On Sat, Oct 27 2012, Mirko Vukovic mirko.vukovic@gmail.com wrote:
I put up my first draft of numerical lisp on https://github.com/mirkov/numerical-lisp
You will have to clone it and look at the documentation in the doc/developers/index.html.
Comments, feedback, participation welcome.
Hi Mirko,
I have never worked as part of a software development team and I have no formal training in computer science, so I know very little about designing libraries.
That said, I am somewhat skeptical about the idea of first specifying development guidelines, then a detailed user interface, and leaving coding after that.

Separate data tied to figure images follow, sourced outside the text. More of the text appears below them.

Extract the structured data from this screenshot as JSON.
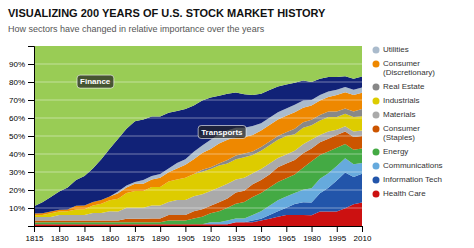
{
  "chart_data": {
    "type": "area",
    "title": "VISUALIZING 200 YEARS OF U.S. STOCK MARKET HISTORY",
    "subtitle": "How sectors have changed in relative importance over the years",
    "x": [
      1815,
      1820,
      1825,
      1830,
      1835,
      1840,
      1845,
      1850,
      1855,
      1860,
      1865,
      1870,
      1875,
      1880,
      1885,
      1890,
      1895,
      1900,
      1905,
      1910,
      1915,
      1920,
      1925,
      1930,
      1935,
      1940,
      1945,
      1950,
      1955,
      1960,
      1965,
      1970,
      1975,
      1980,
      1985,
      1990,
      1995,
      2000,
      2005,
      2010
    ],
    "series": [
      {
        "name": "Health Care",
        "color": "#cc1111",
        "values": [
          1,
          1.01,
          1.01,
          1.01,
          1.02,
          1.02,
          1.03,
          1.03,
          1.03,
          1.02,
          1.01,
          1.02,
          1.02,
          1.02,
          1.03,
          1.03,
          1.03,
          1.03,
          1.03,
          1.03,
          1.0416,
          1.02,
          1.02,
          1.02,
          2.06,
          2.06,
          2.02,
          3.06,
          4.08,
          5.1,
          6.12,
          6.12,
          6.06,
          6,
          8.08,
          8.08,
          8.08,
          9.9,
          12.12,
          13
        ]
      },
      {
        "name": "Information Tech",
        "color": "#2255aa",
        "values": [
          0,
          0,
          0,
          0,
          0,
          0,
          0,
          0,
          0,
          0,
          0,
          0,
          0,
          0,
          0,
          0,
          0,
          0,
          0,
          0,
          0,
          0,
          0,
          0,
          0,
          0,
          1.01,
          1.02,
          2.04,
          3.06,
          4.08,
          6.12,
          7.07,
          7,
          10.1,
          13.13,
          17.17,
          19.8,
          15.15,
          16
        ]
      },
      {
        "name": "Communications",
        "color": "#66aadd",
        "values": [
          0,
          0,
          0,
          0,
          0,
          0,
          0,
          0,
          0,
          0,
          0,
          0,
          0,
          0,
          0,
          0,
          0,
          0,
          0,
          0,
          0,
          1.02,
          1.02,
          2.04,
          2.06,
          2.06,
          3.03,
          4.08,
          5.1,
          6.12,
          6.12,
          6.12,
          7.07,
          8,
          8.08,
          8.08,
          8.08,
          7.92,
          7.07,
          6
        ]
      },
      {
        "name": "Energy",
        "color": "#44aa44",
        "values": [
          1,
          1.01,
          1.01,
          1.01,
          1.02,
          1.02,
          1.03,
          1.03,
          1.03,
          1.02,
          1.01,
          1.02,
          1.02,
          1.02,
          1.03,
          1.03,
          2.06,
          2.06,
          2.06,
          3.09,
          4.1666,
          5.1,
          6.12,
          7.14,
          8.25,
          9.28,
          10.1,
          10.2,
          10.2,
          10.2,
          10.2,
          10.2,
          12.12,
          15,
          13.13,
          12.12,
          10.1,
          7.92,
          8.08,
          8
        ]
      },
      {
        "name": "Consumer\n(Staples)",
        "color": "#cc5500",
        "values": [
          1,
          1.01,
          1.01,
          1.01,
          1.02,
          1.02,
          1.03,
          1.03,
          1.03,
          1.02,
          1.01,
          2.04,
          2.04,
          2.04,
          2.06,
          2.06,
          3.09,
          3.09,
          3.09,
          4.12,
          4.1666,
          4.08,
          5.1,
          5.1,
          6.19,
          6.19,
          7.07,
          7.14,
          7.14,
          8.16,
          8.16,
          8.16,
          8.08,
          7,
          7.07,
          7.07,
          7.07,
          6.93,
          7.07,
          7
        ]
      },
      {
        "name": "Materials",
        "color": "#aaaaaa",
        "values": [
          2,
          2.02,
          2.02,
          3.03,
          3.06,
          3.06,
          3.09,
          4.12,
          4.12,
          5.1,
          5.05,
          6.12,
          6.12,
          6.12,
          7.22,
          7.22,
          7.22,
          8.25,
          8.25,
          8.25,
          8.3333,
          8.16,
          8.16,
          8.16,
          7.22,
          7.22,
          6.06,
          6.12,
          6.12,
          5.1,
          5.1,
          5.1,
          5.05,
          5,
          4.04,
          4.04,
          3.03,
          2.97,
          3.03,
          3
        ]
      },
      {
        "name": "Industrials",
        "color": "#ddcc00",
        "values": [
          1,
          1.01,
          2.02,
          2.02,
          2.04,
          3.06,
          3.09,
          4.12,
          5.15,
          6.12,
          7.07,
          8.16,
          9.18,
          9.18,
          10.31,
          10.31,
          11.34,
          11.34,
          12.37,
          12.37,
          12.5,
          12.24,
          12.24,
          11.22,
          11.34,
          11.34,
          10.1,
          10.2,
          10.2,
          10.2,
          10.2,
          9.18,
          9.09,
          8,
          8.08,
          8.08,
          7.07,
          6.93,
          8.08,
          8
        ]
      },
      {
        "name": "Real Estate",
        "color": "#888888",
        "values": [
          0,
          0,
          0,
          0,
          0,
          0,
          0,
          0,
          0,
          0,
          0,
          0,
          0,
          0,
          0,
          0,
          0,
          0,
          0,
          0,
          1.0416,
          1.02,
          1.02,
          2.04,
          2.06,
          2.06,
          2.02,
          2.04,
          2.04,
          2.04,
          2.04,
          3.06,
          3.03,
          3,
          3.03,
          3.03,
          3.03,
          2.97,
          3.03,
          4
        ]
      },
      {
        "name": "Consumer\n(Discretionary)",
        "color": "#ee8800",
        "values": [
          1,
          1.01,
          1.01,
          1.01,
          1.02,
          2.04,
          2.06,
          2.06,
          2.06,
          2.04,
          3.03,
          3.06,
          4.08,
          4.08,
          4.12,
          5.15,
          5.15,
          6.19,
          7.22,
          8.25,
          9.375,
          10.2,
          11.22,
          11.22,
          10.31,
          9.28,
          9.09,
          9.18,
          9.18,
          9.18,
          9.18,
          9.18,
          8.08,
          8,
          8.08,
          8.08,
          9.09,
          8.91,
          9.09,
          9
        ]
      },
      {
        "name": "Utilities",
        "color": "#aabbcc",
        "values": [
          0,
          0,
          0,
          0,
          0,
          0,
          0,
          0,
          0,
          0,
          1.01,
          1.02,
          1.02,
          2.04,
          2.06,
          2.06,
          2.06,
          3.09,
          3.09,
          4.12,
          4.1666,
          5.1,
          5.1,
          5.1,
          5.15,
          5.15,
          5.05,
          4.08,
          4.08,
          4.08,
          4.08,
          4.08,
          4.04,
          3,
          3.03,
          3.03,
          3.03,
          2.97,
          3.03,
          3
        ]
      },
      {
        "color": "#112277",
        "values": [
          4,
          6.06,
          8.08,
          10.1,
          12.24,
          14.29,
          16.49,
          18.56,
          22.68,
          26.53,
          29.29,
          31.63,
          33.67,
          33.67,
          32.99,
          31.96,
          30.93,
          28.87,
          27.84,
          25.77,
          25,
          23.47,
          21.43,
          20.41,
          19.59,
          18.56,
          17.17,
          16.33,
          15.31,
          14.29,
          13.27,
          12.24,
          11.11,
          10,
          9.09,
          8.08,
          7.07,
          5.94,
          6.06,
          6
        ]
      },
      {
        "color": "#99cc55",
        "values": [
          89,
          86.87,
          83.84,
          80.81,
          78.57,
          74.49,
          72.16,
          68.04,
          62.89,
          57.14,
          51.52,
          45.92,
          41.84,
          40.82,
          39.18,
          39.18,
          37.11,
          36.08,
          35.05,
          32.99,
          30.2083,
          28.57,
          27.55,
          26.53,
          25.77,
          26.8,
          27.27,
          26.53,
          24.49,
          22.45,
          21.43,
          20.41,
          19.19,
          20,
          18.18,
          17.17,
          17.17,
          16.83,
          18.18,
          17
        ]
      }
    ],
    "annotations": [
      {
        "text": "Finance",
        "x": 1840,
        "y": 80
      },
      {
        "text": "Transports",
        "x": 1912,
        "y": 52
      }
    ],
    "xlim": [
      1815,
      2010
    ],
    "ylim": [
      0,
      100
    ],
    "xticks": [
      1815,
      1830,
      1845,
      1860,
      1875,
      1890,
      1905,
      1920,
      1935,
      1950,
      1965,
      1980,
      1995,
      2010
    ],
    "yticks": [
      {
        "value": 10,
        "label": "10%"
      },
      {
        "value": 20,
        "label": "20%"
      },
      {
        "value": 30,
        "label": "30%"
      },
      {
        "value": 40,
        "label": "40%"
      },
      {
        "value": 50,
        "label": "50%"
      },
      {
        "value": 60,
        "label": "60%"
      },
      {
        "value": 70,
        "label": "70%"
      },
      {
        "value": 80,
        "label": "80%"
      },
      {
        "value": 90,
        "label": "90%"
      }
    ],
    "grid": true,
    "stacked": true,
    "legend": "right"
  }
}
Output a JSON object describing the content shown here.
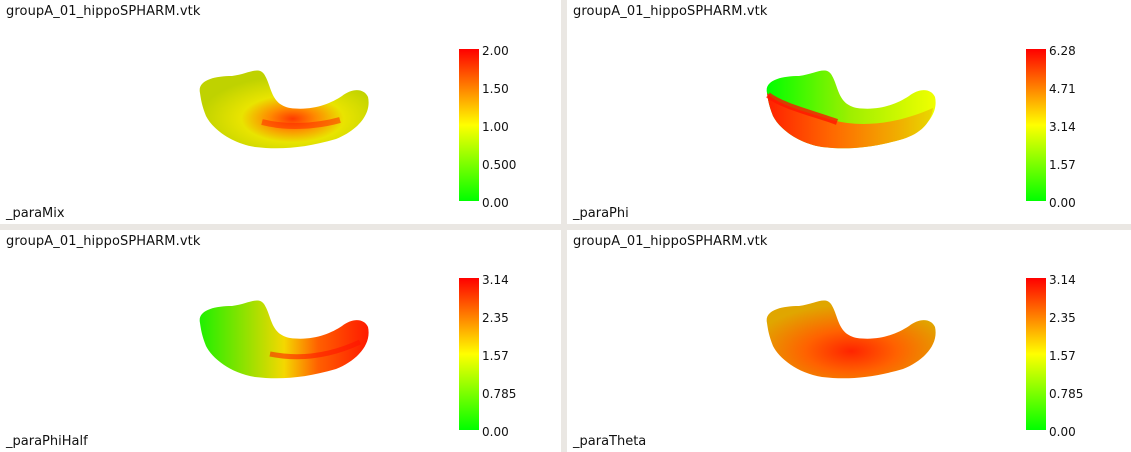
{
  "views": [
    {
      "title": "groupA_01_hippoSPHARM.vtk",
      "field": "_paraMix",
      "ticks": [
        "2.00",
        "1.50",
        "1.00",
        "0.500",
        "0.00"
      ]
    },
    {
      "title": "groupA_01_hippoSPHARM.vtk",
      "field": "_paraPhi",
      "ticks": [
        "6.28",
        "4.71",
        "3.14",
        "1.57",
        "0.00"
      ]
    },
    {
      "title": "groupA_01_hippoSPHARM.vtk",
      "field": "_paraPhiHalf",
      "ticks": [
        "3.14",
        "2.35",
        "1.57",
        "0.785",
        "0.00"
      ]
    },
    {
      "title": "groupA_01_hippoSPHARM.vtk",
      "field": "_paraTheta",
      "ticks": [
        "3.14",
        "2.35",
        "1.57",
        "0.785",
        "0.00"
      ]
    }
  ],
  "colormap": {
    "low": "#00ff00",
    "mid": "#ffff00",
    "high": "#ff0000"
  }
}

IMO coding in CL is not that costly and is the only way to test the viability of a design. I fear that writing up specifications before code would be wasted effort.
I don't see why you want to achieve everything ("numerical, statistical, visualization, ...") in a single library. That's great if you can pull it off, but I find small, focused projects more manageable. For example, I would break up libraries like this:
- linear algebra - numerical methods - random variates - visualization
(This pretty much follows the structure of the libraries I currently have, so maybe I am biased).
Statistical code beyond simple sample statistics is a very ambitious goal which requires a lot of domain-specific knowledge. I think it is more realistic to just provide the building blocks and let people write their own statistical code.